Siphan cited the example of the International Republican Institute, a US government-funded organisation that promotes democracy. The group provided funds to help now-opposition deputy leader Kem Sokha set up the Cambodian Center for Human Rights (CCHR) in 2002 – he would found the Human Rights Party in 2007 – which Siphan characterised as “a joke”.
Obama will be the first sitting US first lady to visit Cambodia. Both Jacqueline Kennedy Onassis and Hillary Clinton have visited, but only after leaving the White House.
Cambodia’s own first lady, Bun Rany, will “warmly welcome” Obama to the country on Friday and the pair will jointly meet a group of female school students in Siem Reap, the Foreign Ministry has announced.

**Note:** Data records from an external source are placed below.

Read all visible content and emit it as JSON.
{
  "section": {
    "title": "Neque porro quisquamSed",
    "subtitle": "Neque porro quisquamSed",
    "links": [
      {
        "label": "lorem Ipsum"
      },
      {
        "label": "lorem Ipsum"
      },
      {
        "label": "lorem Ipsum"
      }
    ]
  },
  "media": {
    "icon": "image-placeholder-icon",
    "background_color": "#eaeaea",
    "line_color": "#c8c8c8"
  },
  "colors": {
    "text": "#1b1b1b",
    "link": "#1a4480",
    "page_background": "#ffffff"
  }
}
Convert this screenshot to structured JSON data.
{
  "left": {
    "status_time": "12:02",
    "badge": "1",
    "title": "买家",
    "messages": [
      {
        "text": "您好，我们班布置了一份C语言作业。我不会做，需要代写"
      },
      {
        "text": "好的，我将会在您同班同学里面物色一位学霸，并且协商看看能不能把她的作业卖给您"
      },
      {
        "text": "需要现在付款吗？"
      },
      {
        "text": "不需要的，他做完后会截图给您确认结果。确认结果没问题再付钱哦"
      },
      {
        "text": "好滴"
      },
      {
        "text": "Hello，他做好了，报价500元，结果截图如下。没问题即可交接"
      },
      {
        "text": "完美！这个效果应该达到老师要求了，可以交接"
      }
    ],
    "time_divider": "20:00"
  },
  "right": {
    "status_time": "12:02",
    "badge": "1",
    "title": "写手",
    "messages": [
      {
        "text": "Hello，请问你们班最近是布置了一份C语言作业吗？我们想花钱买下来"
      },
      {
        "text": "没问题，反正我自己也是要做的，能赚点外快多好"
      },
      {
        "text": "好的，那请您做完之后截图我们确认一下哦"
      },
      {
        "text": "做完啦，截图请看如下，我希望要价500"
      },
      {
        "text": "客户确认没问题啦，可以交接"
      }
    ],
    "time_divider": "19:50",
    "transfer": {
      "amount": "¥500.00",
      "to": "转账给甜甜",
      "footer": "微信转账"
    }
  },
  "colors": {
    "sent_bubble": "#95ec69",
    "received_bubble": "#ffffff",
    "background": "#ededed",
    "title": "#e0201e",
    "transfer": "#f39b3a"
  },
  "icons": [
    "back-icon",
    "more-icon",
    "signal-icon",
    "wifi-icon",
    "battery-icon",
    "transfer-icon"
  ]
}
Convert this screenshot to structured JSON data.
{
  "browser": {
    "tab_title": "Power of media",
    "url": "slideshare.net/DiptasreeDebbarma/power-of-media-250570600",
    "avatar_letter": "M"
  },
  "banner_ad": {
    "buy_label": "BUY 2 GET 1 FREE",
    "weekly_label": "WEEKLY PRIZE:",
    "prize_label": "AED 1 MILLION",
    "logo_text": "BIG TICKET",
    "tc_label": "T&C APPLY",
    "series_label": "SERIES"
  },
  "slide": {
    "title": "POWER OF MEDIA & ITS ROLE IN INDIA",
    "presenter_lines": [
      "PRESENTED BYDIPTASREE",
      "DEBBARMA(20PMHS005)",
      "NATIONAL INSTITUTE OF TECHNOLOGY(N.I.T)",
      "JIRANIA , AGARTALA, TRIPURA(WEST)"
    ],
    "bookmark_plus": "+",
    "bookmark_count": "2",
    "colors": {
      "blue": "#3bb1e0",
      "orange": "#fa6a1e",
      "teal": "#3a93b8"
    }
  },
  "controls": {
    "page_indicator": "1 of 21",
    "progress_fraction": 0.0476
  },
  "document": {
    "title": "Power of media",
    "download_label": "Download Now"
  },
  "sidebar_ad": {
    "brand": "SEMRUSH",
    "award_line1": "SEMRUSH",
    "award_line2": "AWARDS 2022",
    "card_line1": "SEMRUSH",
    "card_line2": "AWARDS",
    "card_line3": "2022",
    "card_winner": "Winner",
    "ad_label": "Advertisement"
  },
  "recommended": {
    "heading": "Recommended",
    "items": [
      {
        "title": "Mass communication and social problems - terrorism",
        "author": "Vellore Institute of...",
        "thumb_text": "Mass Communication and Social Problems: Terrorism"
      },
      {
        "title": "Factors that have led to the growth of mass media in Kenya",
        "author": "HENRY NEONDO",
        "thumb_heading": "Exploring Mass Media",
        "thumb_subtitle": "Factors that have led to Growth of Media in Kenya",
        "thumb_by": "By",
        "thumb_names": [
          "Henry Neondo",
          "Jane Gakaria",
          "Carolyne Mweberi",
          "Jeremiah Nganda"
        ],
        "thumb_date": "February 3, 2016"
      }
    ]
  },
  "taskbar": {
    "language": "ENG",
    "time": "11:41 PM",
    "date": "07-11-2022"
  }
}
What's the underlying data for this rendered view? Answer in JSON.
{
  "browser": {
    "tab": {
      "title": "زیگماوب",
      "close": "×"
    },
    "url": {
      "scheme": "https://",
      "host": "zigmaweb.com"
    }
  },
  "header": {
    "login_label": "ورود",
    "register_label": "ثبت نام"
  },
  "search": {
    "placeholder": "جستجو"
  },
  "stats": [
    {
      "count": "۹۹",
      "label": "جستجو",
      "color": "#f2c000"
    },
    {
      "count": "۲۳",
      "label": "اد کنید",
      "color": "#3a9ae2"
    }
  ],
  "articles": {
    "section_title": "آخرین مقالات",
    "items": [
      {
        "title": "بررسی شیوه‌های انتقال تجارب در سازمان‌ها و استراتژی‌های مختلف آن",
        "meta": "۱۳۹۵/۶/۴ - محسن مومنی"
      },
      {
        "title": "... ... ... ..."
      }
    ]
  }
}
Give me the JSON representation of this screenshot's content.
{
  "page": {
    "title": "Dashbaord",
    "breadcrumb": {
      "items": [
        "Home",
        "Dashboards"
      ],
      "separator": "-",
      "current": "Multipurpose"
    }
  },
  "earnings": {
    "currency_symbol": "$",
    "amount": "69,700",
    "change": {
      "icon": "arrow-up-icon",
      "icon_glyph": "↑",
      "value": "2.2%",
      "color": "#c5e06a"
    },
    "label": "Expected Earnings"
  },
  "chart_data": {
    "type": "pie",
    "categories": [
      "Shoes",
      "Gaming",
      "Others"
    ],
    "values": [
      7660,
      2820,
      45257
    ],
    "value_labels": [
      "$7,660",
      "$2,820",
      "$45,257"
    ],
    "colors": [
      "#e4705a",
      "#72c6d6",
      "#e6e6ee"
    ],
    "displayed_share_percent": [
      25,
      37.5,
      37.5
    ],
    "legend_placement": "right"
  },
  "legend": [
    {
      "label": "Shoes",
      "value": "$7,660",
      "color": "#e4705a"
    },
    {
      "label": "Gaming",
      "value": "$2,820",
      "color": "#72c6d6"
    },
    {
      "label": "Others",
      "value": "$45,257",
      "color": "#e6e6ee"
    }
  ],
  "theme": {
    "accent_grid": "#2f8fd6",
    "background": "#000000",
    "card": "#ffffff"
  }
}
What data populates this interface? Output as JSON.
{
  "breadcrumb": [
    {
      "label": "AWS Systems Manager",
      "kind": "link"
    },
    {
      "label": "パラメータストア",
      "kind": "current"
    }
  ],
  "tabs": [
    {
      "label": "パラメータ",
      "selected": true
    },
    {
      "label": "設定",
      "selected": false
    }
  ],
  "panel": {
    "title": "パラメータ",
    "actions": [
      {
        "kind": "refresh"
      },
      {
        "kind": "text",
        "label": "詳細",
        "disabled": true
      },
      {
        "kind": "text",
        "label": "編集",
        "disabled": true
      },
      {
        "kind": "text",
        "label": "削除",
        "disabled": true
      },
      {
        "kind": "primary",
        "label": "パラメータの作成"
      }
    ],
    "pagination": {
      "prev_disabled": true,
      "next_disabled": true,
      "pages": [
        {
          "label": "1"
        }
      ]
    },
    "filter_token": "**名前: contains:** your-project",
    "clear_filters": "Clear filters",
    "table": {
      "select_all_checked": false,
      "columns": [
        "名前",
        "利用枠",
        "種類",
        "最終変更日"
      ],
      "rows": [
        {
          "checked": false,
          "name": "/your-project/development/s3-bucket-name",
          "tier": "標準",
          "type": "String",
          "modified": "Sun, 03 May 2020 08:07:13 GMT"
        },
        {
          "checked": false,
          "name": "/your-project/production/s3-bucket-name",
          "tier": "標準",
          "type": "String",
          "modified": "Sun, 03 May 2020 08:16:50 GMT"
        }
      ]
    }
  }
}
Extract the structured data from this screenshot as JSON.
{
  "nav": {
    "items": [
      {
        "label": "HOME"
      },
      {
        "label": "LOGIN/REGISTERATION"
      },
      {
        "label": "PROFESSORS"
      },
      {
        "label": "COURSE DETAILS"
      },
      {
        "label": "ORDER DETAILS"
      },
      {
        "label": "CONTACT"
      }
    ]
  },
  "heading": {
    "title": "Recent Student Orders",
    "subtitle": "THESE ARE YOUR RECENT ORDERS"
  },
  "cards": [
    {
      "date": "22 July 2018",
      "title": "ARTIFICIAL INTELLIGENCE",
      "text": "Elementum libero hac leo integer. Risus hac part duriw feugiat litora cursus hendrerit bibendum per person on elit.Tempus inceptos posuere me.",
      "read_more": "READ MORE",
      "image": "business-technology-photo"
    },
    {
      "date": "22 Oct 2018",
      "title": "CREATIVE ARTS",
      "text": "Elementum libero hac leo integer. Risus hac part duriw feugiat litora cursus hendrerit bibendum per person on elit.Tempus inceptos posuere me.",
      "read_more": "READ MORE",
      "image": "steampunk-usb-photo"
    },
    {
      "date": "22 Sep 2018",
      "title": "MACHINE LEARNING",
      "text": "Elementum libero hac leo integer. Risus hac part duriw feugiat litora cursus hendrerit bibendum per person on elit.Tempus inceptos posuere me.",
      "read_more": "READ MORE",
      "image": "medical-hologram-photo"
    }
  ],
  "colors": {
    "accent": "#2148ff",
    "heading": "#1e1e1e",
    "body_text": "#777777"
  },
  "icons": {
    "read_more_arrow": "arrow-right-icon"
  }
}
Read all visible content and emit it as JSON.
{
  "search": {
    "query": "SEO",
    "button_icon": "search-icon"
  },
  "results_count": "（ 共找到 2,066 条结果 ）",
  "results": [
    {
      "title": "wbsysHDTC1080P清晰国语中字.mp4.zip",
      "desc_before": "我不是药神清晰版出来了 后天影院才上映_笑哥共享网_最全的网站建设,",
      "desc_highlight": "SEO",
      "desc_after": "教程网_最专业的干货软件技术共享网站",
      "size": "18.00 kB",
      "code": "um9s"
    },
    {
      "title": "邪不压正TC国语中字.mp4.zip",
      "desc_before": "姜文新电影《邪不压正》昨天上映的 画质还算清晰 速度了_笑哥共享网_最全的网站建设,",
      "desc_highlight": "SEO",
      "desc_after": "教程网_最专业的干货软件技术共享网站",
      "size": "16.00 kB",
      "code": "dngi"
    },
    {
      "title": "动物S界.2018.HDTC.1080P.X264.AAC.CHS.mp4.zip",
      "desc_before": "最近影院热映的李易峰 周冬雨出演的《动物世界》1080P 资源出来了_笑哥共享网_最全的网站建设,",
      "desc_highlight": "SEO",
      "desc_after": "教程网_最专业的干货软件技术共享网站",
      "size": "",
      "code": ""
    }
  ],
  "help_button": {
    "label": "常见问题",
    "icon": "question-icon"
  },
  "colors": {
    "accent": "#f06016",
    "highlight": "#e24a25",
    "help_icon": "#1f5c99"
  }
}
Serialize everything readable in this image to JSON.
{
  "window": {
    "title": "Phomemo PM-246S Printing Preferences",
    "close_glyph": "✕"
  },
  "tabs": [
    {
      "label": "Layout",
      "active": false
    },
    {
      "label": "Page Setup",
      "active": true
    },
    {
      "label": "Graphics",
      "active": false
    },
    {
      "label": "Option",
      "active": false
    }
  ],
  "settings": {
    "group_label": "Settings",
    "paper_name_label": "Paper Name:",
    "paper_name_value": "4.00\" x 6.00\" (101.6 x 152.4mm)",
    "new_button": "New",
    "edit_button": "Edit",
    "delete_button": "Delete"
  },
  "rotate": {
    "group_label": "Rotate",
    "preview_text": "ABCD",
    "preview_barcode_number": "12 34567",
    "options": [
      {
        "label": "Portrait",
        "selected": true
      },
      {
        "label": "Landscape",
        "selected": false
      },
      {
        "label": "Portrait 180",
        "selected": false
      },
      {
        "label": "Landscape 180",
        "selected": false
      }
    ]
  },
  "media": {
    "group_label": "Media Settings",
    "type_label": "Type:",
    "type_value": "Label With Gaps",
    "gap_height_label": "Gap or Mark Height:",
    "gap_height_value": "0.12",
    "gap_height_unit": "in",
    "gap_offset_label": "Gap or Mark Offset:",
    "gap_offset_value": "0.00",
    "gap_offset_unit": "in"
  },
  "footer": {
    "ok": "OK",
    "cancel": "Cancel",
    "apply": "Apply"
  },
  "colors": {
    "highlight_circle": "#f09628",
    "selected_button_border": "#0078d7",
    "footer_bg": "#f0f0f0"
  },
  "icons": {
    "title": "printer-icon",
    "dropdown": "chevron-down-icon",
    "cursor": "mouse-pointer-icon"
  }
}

Obama will deliver a speech to American Peace Corp volunteers and host a roundtable discussion with those volunteers, community leaders and civil society groups during her trip, the White House said. She will also visit Angkor Wat.
CCHR president Chak Sopheap, said yesterday that it was “encouraging to hear” that Obama would not be avoiding human rights and political issues during her visit.
“It is very important that the US emphasises the centrality of fundamental freedoms and democratic principles in its efforts to strengthen diplomatic relations between the two countries,” she said.
Sopheap added that the challenges faced by female human rights defenders and activists should be “high on her agenda”.
In response to Siphan’s comments about her organisation, the CCHR president said that “civil society organisations that take principled positions are open to criticism from all sides of the political spectrum”.
The Washington Post last March praised Michelle Obama’s ability to draw attention to sensitive issues during trips to foreign countries without offending her hosts, following a highly publicised trip to China.